Of course, I would like to see this technology outside of demos and there's still some concern about network performance, mostly because multiplayer is server based and would require acceleration on the server. However, if acceleration can be done serverside, LL could, in theory, upgrade their servers without having the residents need to upgrade their machines. I think price point they're shooting for is 100-300 dollars per card, which could still be doable by LL (total server upgrade would be low-end, $50K to $150K. If LL can have keep a base of 5,000-15,000 Premium accounts or bring in that many more noobs thru Basic, it could be very doable).

Bond Harrington said...

Hey Hiro, I got some breaking news on this subject. In case you haven't heard about, Anshe Chung just added four private damage-enabled (Jessie II) or damage-optional sims (Solaris, Centari, and Naboo). I had a discussion with her about it, and they're still under construction. I think this was the big impetus for the talk about the combat island cluster on the forums.

Now, if only they can fix the sit-phantom cheat...

Anonymous said...

It seems to me that this that will never be satisfactually fixed (Or rather, implemented). FPS games have to be very carefully designed and tuned to provide the responsive, tactile feel that gamers come to expect and this is something that would require drastic improvements to hardware, bandwidth and flexibility to reproduce in a general purpose enviroment like SL.

If they put a lot of work into making some very special stripped down combat specific sims and a load of combat specific client additions and improvements it would start to resemble real FPS games. Without that (And I extremely doubt that will happen) SL will only be good for slower games. The changes you suggest would allow for much better MMORPGs like Darklife but FPS would still be far out of reach.

Anonymous said...

Maybe the point has been missed entirely. There are millions of places people can go to fight eachother. The crux of SL is social and creation.

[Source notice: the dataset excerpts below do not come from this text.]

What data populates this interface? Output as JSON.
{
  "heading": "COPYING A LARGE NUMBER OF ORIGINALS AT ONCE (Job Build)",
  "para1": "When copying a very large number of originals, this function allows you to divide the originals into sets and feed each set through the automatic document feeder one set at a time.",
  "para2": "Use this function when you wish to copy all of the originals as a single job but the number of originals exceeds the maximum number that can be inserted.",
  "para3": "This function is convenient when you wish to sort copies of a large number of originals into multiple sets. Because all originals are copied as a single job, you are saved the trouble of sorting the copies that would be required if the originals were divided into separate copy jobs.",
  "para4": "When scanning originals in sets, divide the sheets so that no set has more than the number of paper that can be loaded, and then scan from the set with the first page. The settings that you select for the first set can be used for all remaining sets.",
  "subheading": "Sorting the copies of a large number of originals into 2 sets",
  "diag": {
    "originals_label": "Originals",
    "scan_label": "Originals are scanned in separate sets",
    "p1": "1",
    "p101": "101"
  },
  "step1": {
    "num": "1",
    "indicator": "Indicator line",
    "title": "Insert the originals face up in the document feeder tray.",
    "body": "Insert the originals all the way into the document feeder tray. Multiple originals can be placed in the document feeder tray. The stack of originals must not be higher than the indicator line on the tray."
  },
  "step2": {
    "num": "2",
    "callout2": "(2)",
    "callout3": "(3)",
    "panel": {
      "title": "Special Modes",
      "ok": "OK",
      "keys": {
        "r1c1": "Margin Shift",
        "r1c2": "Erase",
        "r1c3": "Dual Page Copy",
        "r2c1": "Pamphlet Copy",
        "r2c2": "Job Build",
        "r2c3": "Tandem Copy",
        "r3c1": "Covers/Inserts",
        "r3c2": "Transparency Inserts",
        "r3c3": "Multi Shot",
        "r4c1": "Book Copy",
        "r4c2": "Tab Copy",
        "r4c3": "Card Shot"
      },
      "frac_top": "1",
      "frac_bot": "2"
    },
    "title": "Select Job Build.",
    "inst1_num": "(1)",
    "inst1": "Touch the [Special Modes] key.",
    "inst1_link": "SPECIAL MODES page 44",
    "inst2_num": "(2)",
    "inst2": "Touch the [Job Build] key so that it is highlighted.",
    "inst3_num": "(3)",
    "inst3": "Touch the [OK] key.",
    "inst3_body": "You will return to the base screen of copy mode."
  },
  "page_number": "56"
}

The benifits of SL (building and scripting creatively) is counter with combat goals. Why not use SL as a method to connect to go play a game that designed to do exactly what you want, there are dozens of them that are free FPS. Perhaps a better system is allow for a connect from SL to external aps - this could allow people to meet in SL and launch their combat zone.

Of course I beleive the combat system in SL should just be scrapped....and not bothered to be replaced.